Vi tan entusiasmado a Kinsly, que no tuve el mal gusto de discutir su diversión. ¡Feliz quien se divierte a su manera! Y no me sorprendió nada saber que desde la mañana del Viernes Santo vivió en la sacristía de Gracia coeli, ayudando a los preparativos de la procesión; y que, en compañía del sacristán, del cual se había hecho excelente amigo, arregló los accesorios del sacro misterio representado, que iba a desfilar por las calles entapizadas de juncia.

-Creo -me secreteó a la hora del almuerzo- que tendremos Nazareno, porque, como en la capital hay temores de huelga, no quieren distraer fuerza enviándola aquí.

Por la tarde -la procesión había de salir a las tres o tres y media- acompañé a mi amigo a la sacristía de Gracia coeli. Allí estaba ya el honrado vecino a quien en el reparto correspondía el papel de Nazareno. Era un hombre como de treinta años, de hermosa faz semítica, que revelaba cierta inquietud en sus movimientos y actitudes. Conociendo sus relaciones de compadrazgo con los bandidos de la partida del célebre Mosqueta, se comprendía aquel desasosiego, aquel mirar suyo hacia la puerta incesante.
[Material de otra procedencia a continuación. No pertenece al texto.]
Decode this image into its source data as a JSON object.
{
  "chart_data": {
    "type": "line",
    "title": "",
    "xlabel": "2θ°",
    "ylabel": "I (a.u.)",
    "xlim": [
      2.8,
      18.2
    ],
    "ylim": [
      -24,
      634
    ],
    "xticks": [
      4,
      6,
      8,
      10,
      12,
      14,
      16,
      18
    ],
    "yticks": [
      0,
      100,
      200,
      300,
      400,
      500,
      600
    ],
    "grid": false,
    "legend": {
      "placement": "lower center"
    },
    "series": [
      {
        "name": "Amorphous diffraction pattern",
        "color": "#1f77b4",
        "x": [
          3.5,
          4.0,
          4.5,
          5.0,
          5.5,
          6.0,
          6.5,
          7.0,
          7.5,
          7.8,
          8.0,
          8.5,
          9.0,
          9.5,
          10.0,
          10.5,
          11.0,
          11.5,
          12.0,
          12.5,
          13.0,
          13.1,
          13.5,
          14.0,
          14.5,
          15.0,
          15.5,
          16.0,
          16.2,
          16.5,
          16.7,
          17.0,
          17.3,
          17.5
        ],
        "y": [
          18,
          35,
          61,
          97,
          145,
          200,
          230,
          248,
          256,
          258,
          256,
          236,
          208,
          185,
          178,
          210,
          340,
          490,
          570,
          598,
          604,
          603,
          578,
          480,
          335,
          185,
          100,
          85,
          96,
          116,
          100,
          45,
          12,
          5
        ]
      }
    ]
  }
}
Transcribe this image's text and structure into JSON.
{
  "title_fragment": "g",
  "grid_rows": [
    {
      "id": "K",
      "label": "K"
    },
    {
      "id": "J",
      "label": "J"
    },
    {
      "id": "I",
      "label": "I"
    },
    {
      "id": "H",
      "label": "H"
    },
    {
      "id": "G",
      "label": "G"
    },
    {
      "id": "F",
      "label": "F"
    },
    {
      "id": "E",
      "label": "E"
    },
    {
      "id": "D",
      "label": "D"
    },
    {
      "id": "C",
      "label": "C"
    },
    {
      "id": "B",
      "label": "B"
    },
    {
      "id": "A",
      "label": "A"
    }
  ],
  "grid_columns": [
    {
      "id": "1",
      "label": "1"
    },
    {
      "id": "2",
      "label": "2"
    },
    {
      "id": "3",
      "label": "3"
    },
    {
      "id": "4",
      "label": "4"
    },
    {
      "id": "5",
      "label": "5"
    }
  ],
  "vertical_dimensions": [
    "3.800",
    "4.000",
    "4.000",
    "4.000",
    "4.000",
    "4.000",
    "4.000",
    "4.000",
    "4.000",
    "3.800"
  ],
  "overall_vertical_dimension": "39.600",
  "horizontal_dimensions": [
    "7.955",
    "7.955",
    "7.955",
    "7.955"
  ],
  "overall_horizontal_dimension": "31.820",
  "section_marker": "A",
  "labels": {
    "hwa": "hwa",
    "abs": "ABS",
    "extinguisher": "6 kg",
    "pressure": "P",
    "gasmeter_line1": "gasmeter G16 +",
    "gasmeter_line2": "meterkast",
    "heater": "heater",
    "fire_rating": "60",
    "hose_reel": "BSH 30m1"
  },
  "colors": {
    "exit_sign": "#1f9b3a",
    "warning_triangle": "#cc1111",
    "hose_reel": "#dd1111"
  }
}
-No vienen, amigo; no tenga cuidado -repetía Kinsly-. Y ya, a tres horas, no es posible que vengan...

Vestida su túnica de color de lirio, rizada la belleza, del típico rostro de la peluca, cuyos rizos lo encuadraban, estalló la nueva:

-¡Ahí está la Guardia! ¡Ahí llega!

Dijérase que el grito y el anuncio, en vez de caer en la sacristía donde se preparaba religiosa ceremonia, había resonado en la cueva donde una partida de bandoleros se entregaba al descanso... El Nazareno, que ya afianzaba el hombro sobre el cojín interior hecho de trapos la realmente pesada cruz de madera que había de portear, con ayuda del Cirineo, lo menos dos horas, la soltó, dejándola caer estrepitosamente y, sin encomendarse a Dios ni al diablo, por la puerta trasera de la sacristía, que comunicaba con un lóbrego pasadizo, salió disparado huyendo. El párroco, los curas todos, rompieron en exclamaciones de pena y susto:

-Y ahora, ¿quién hace el Nazareno? Fue entonces -me parece estarlo viendo- cuando Kinsly, sonriente, solícito, se adelantó prodigando saludos.

-Yo, si ustedes quieren, señores...

Y como el clero se consultase con la mirada, adivinó el inglés su recelo y añadió:

-Gratuitamente... Cinco duritos de limosna para el Santo Nazareno además...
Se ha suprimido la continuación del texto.